We have entered Holy Week.

I have been reading the gospel of Mark during Lent, the whole gospel, start to finish. It is not “giving up something for Lent.” It has been and continues to be a special treat (and, by the way, I am not giving up anything this Lent!). I love all the gospels, but I am particularly partial to Mark. Less stories but more detail, more to capture our spiritual imaginations.

A problem with our liturgical year is that it gives us only a week to get from Palm Sunday to Easter, thus making a huge narrative leap from the Palm Parade to the final supper. And we skip so many of the stories in-between.

Mark, as you know spends a lot of time after the Palm parade with Jesus in or just outside the city of Jerusalem. In this liminal space so much takes place – fear, threat, anger, plotting, destruction. But this space is also filled with beauty and wonder: Jesus’ joy at meeting a religious leaders who completely understands his vision, his awe at a generous gift, his evenings at Bethany with beloved friends. The week is a profound mixture.
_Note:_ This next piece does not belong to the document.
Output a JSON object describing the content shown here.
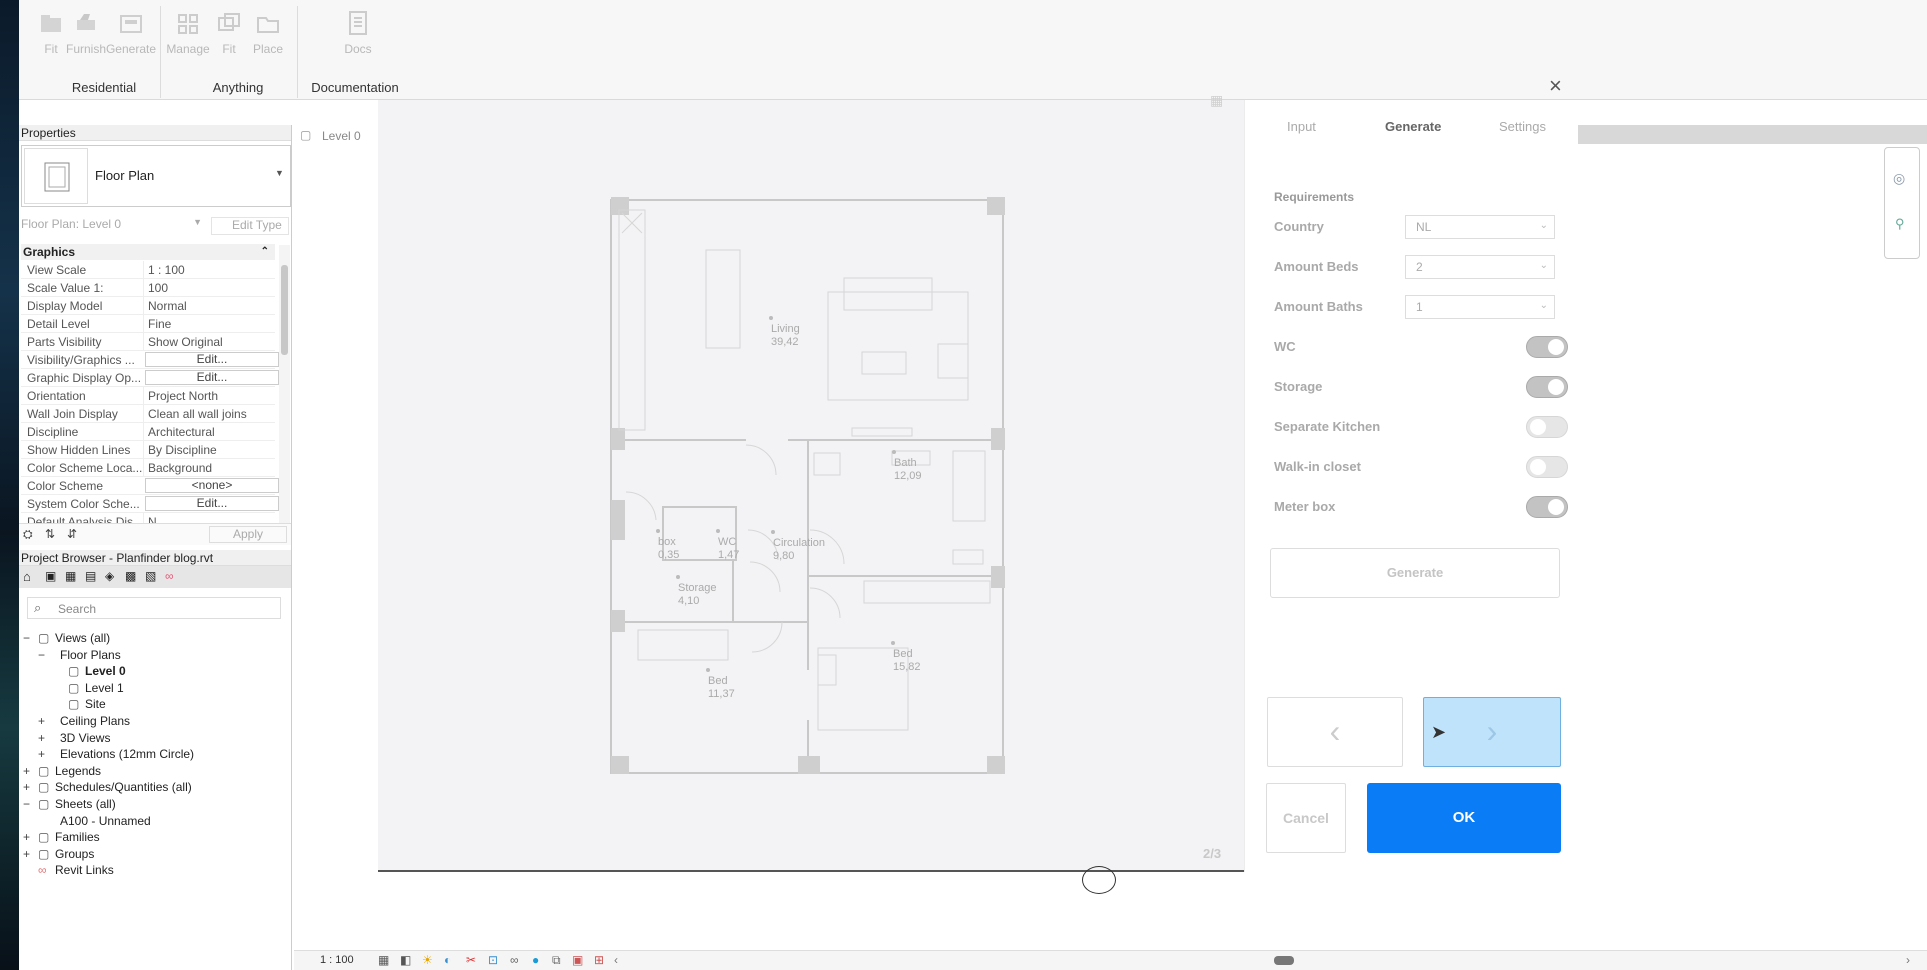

This week you will you rest and pray and read and write and get things done, and so much more. I hope there will be moments when you can go deeply into reflection and prayer. I hope also that you will experience the beauty of life in full colour, as Jesus did. Life that moves in-between birth and death and rebirth.

A prayer for Holy Week

God, in this in-between space
give me a breath from somewhere deep and strong.
Help me notice what is going on in me and around me.
Clear my head when I am confused.
Reassure me. Stay close.

When my body tells me I’m tired,
Let me give myself a break.
When it says “Hungry,”  chocolate will do well.
When it’s saying,  “Lonely, call a friend!” let me.

When doubts or impatience arise in the accumulation of small difficulties that sap my strength,
Give me self-compassion!

When my anger is a blazing sign of a broken world,
Give me courage.

Give me a breath, O God, from somewhere deeper and stronger.